States should have authority to legislate on ultra-violent video games

By The Crimson Staff

In 2005, the California State Legislature passed a bill to restrict the sale and rental to minors of ultra-violent video games—those containing “killing, maiming, dismembering, or sexually assaulting an image of a human being” in such an extreme fashion as to appeal to “a deviant or morbid interest”—imposing $1000 fines for each violation. The legislature made its decision in part based upon contentious social-scientific findings linking these video games to later violent acts. The law was immediately challenged by the entertainment industry, and has made its way to the Supreme Court, where oral arguments were heard last week. The case has generated controversy: Entities from Microsoft to the makers of “World of Warcraft” have expressed opposition to the law, while the state of California, including Governor Arnold Schwarzenegger, has vigorously defended it.

We believe that on the matter of ultra-violent video games, a state legislature is entitled to hear expert testimony and ultimately render policy on the basis of analysis of that evidence. Some states may find insufficient basis for regulation, while others will surely decide to impose such restrictions, as California has. We support their right to make this important decision, as democratically empowered by their constituents. The people of any state must be allowed to protect their children from exposure to potentially injurious material.

To condemn this as censorship, as the entertainment industry has done, is to misconstrue the situation. Under the California law, the state would neither be regulating the content of video games, nor who could play them. Rather, the government would merely be creating cautionary barriers to acquisition of these games, in light of their perverse and potentially harmful content. Parents could still buy these games for their children, and there would be no restrictions on what sort of games producers may create. Similar barriers—long upheld by the courts—already exist with reference to movies and pornography. Why should video games, simply by dint of being a relatively newer media, be exempt from such scrutiny? Indeed, it is past time that the courts ruled on this new medium, and its relationship to protected speech must be defined.

That said, we find this specific California statute impractical and wasteful in that it obligates government to assess the content of every game on the market. Rather, we suggest that state regulators make use of market incentives to affect the same change, imposing steep fines for retailers who provide Mature rate or Adults Only rated games to minors.
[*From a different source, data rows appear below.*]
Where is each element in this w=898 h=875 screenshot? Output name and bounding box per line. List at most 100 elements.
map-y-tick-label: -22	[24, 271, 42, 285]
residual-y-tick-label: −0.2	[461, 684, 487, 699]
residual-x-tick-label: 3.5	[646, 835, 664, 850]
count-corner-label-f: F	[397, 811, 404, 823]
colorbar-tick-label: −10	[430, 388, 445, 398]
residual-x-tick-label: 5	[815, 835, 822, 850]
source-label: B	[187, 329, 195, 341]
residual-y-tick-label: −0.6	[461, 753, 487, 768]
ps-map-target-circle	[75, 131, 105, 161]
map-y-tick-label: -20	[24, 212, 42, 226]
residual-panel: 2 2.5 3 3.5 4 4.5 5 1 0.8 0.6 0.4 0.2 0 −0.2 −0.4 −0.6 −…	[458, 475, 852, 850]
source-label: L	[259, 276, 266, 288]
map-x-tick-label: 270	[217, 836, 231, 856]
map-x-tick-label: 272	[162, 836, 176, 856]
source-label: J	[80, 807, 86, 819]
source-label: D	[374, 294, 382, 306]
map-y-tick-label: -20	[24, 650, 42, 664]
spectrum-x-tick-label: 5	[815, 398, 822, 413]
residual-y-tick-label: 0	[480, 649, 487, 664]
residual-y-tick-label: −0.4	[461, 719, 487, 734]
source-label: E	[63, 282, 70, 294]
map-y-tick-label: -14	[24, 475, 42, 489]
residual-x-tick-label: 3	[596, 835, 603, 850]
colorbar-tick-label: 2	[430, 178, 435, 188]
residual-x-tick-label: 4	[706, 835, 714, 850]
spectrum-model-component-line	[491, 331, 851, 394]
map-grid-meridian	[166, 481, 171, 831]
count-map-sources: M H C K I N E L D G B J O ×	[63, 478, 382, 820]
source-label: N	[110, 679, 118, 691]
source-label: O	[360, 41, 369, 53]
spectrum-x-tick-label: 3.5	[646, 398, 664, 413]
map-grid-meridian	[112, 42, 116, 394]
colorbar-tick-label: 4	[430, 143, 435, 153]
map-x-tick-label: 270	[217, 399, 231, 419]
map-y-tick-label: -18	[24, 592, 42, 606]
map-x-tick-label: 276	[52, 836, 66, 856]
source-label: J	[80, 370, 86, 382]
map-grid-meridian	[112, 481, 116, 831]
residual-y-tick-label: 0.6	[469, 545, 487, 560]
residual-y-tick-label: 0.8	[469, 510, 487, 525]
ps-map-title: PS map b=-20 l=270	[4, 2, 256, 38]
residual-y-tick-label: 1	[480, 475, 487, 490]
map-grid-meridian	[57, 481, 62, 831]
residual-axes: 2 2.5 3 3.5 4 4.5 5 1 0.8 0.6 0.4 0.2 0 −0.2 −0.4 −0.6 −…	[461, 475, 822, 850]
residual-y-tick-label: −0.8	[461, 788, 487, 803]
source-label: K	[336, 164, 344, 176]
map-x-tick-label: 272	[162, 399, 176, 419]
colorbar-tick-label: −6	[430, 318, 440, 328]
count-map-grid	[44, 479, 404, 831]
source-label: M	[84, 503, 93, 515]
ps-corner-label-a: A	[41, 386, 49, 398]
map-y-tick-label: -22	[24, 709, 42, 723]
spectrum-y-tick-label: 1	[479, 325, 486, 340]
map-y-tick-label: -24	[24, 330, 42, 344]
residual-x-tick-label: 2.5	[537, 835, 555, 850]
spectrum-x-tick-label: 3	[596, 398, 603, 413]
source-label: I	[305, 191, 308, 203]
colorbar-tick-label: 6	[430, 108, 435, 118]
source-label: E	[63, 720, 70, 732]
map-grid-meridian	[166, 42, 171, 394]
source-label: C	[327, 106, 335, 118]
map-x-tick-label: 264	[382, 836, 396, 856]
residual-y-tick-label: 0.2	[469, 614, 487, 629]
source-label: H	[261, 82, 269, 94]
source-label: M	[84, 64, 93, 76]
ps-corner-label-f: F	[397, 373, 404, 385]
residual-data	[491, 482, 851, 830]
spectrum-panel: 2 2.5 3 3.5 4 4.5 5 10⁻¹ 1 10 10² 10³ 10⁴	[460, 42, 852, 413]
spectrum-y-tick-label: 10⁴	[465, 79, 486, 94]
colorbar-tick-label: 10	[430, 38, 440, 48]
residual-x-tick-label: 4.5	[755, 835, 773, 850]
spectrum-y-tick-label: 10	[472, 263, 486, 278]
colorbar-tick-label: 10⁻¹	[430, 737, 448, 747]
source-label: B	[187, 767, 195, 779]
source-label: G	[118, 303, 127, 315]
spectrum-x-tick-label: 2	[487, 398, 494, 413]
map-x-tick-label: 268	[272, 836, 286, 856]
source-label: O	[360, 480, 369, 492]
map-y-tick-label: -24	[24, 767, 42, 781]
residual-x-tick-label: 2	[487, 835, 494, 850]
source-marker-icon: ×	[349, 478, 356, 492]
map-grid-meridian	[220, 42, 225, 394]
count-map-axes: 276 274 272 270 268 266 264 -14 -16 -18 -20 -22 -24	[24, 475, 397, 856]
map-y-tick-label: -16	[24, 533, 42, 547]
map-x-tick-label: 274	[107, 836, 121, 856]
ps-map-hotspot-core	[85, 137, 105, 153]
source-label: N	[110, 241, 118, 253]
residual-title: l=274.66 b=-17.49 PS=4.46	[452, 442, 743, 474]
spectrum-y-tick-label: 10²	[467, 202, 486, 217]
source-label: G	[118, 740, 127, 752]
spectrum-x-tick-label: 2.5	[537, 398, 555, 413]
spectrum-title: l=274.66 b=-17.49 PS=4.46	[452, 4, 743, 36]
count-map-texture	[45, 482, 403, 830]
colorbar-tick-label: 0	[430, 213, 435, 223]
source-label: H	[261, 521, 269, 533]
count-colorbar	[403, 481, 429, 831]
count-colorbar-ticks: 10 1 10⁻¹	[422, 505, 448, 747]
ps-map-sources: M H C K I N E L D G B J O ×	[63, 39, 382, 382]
Some lawmakers have expressed lack of confidence in the industry’s own Entertainment Software Rating Board system and willingness to curtail profitable trafficking in obscene material to minors; thus, fines and increased  enforcement are both warranted.

As Chief Justice John Roberts put it, “We do not have a tradition in this country of telling children they should watch people actively hitting schoolgirls over the head with a shovel…being merciless and decapitating them, shooting people in the leg so they fall down…We protect children from that.” We support the right of the American people to shield its most vulnerable and hope the Supreme Court affirms that right in its ruling in June.